I have a function $f: \mathbb R \rightarrow \mathbb R $ and its taylor polynomial $T_n$ of degree $n$, at $x_0 = 0$. I want to show that $$x \mapsto T_n(x^2)$$ is the taylor polynomial of $g(x) := f(x^2)$ with degree $2n$. I wrote out the definition of the taylor series at $x_0 = 0$ with $x= x^2$ and I get :
$$x \mapsto \sum_{i=0}^n \frac{f^{(i)}(0)}{i!}x^{2i} + \frac{f^{(n+1)}((\theta x)^2)}{(n+1)!}x^{2(n+1)}$$
What do I have to do from here? Just modify the sum so that I end up with $2n$ as upper bound?
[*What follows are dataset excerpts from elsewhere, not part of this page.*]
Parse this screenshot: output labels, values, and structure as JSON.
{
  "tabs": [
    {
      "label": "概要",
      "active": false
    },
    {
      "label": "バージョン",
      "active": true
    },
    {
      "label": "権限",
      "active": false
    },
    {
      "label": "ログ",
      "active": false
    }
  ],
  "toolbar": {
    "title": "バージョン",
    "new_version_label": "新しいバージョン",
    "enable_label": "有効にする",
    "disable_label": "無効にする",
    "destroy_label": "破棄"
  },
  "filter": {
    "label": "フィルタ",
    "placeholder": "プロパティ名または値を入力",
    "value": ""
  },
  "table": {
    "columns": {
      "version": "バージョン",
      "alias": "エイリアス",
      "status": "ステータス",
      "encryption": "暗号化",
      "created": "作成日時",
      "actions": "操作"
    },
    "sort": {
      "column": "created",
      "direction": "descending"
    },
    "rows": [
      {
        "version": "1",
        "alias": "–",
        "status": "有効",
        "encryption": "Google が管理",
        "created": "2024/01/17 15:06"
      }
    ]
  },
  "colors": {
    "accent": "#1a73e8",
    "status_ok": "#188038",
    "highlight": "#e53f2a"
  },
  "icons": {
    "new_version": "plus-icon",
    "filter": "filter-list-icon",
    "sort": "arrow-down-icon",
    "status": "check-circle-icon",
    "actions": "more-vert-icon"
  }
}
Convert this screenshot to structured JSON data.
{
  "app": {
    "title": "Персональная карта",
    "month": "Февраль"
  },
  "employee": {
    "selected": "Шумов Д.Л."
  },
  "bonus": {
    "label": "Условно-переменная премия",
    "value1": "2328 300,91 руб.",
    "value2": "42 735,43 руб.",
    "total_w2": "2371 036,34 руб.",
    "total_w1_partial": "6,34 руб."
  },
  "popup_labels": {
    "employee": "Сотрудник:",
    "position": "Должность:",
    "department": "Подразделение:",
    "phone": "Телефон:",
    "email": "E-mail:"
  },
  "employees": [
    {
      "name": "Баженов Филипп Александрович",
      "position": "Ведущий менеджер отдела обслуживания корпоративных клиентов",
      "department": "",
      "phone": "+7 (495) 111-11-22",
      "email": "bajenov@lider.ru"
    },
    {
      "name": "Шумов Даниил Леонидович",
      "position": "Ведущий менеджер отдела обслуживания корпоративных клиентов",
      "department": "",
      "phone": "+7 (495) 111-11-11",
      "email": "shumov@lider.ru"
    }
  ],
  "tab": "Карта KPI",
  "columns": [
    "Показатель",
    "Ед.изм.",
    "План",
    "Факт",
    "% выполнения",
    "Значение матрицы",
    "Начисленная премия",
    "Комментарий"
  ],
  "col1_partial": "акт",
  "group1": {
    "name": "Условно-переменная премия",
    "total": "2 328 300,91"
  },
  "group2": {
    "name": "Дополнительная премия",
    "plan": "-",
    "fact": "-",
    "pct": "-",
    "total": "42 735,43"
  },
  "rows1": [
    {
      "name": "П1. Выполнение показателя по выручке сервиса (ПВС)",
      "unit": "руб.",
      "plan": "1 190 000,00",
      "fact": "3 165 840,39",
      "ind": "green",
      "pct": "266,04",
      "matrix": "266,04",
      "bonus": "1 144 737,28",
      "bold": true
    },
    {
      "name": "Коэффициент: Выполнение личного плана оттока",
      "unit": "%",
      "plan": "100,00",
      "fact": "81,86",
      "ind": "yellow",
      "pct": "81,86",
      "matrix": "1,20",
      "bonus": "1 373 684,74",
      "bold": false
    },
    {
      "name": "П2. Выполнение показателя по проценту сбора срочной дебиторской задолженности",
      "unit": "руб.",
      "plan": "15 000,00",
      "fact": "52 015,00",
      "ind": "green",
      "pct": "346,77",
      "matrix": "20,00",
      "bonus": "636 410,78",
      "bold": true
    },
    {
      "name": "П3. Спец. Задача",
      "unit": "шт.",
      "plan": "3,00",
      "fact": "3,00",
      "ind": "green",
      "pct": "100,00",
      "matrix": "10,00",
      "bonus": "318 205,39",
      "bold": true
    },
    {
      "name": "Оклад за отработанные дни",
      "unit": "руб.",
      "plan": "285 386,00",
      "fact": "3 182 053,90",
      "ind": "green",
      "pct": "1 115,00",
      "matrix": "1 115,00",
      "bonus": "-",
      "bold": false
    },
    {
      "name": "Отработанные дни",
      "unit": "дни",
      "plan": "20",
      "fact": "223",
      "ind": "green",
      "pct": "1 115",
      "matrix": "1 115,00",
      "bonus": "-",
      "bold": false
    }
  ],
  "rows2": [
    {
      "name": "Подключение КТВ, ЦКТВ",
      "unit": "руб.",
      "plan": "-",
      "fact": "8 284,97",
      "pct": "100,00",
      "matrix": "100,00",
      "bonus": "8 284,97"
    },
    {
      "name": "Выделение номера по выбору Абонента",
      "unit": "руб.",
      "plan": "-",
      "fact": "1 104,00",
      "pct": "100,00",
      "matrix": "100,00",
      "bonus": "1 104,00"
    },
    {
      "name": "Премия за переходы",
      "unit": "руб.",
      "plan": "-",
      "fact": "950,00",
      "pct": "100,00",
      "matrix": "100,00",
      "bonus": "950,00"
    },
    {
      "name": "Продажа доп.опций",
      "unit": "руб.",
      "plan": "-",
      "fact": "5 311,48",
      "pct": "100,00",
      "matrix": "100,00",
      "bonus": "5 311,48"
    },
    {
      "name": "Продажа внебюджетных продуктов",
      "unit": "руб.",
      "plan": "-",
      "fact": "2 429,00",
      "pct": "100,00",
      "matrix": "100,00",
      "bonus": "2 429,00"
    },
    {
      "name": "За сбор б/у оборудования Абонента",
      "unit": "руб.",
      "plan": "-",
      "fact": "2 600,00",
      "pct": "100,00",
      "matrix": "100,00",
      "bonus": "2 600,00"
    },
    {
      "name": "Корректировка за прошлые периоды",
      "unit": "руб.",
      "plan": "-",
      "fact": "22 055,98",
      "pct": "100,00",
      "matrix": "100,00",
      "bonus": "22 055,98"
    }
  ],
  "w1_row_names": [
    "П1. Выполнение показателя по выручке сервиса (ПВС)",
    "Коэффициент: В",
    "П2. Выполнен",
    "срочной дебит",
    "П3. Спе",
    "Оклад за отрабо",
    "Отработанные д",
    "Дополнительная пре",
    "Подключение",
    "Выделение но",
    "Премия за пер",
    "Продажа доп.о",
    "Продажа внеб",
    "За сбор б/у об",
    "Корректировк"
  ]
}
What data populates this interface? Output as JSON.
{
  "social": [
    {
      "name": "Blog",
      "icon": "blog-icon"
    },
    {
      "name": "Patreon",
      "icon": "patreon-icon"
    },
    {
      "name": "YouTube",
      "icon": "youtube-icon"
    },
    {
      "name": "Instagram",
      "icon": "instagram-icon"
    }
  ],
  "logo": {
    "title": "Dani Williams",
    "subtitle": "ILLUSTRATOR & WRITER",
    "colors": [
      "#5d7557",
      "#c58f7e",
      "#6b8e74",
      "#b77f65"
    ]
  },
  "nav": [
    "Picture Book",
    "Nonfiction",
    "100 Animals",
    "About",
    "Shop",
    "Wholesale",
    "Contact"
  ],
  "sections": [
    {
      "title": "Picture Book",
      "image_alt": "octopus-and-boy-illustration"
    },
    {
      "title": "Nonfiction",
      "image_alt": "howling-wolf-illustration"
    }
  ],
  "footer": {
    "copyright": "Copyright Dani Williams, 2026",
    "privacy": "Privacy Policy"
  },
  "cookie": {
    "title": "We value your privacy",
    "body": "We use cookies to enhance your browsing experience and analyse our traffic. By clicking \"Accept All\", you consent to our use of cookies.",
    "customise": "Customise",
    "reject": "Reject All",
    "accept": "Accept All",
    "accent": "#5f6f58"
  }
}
Any help is greatly appreciated
With Peano form of the remainder:
$$f(x)=\sum_{k=0}^n \frac{f^{(k)}(0)}{k!}x^k + o(x^n)$$
Replacing $x$ with $x^2$, $$f(x^2) =\sum_{k=0}^n \frac{f^{(k)}(0)}{k!}x^{2k} + o(x^{2n})=\sum_{\substack{k=0\\ k \text{ even }}}^{2n} \frac{f^{(k/2)}(0)}{(k/2)!}x^{k} + o(x^{2n})$$
Therefore, $\displaystyle \sum_{\substack{k=0\\ k \text{ even }}}^{2n} \frac{f^{(k/2)}(0)}{(k/2)!}x^{k}$ is the Taylor polynomial with degree $2n$ for $f(x^2)$.
Note that it's exactly the same $T_n(x^2)$.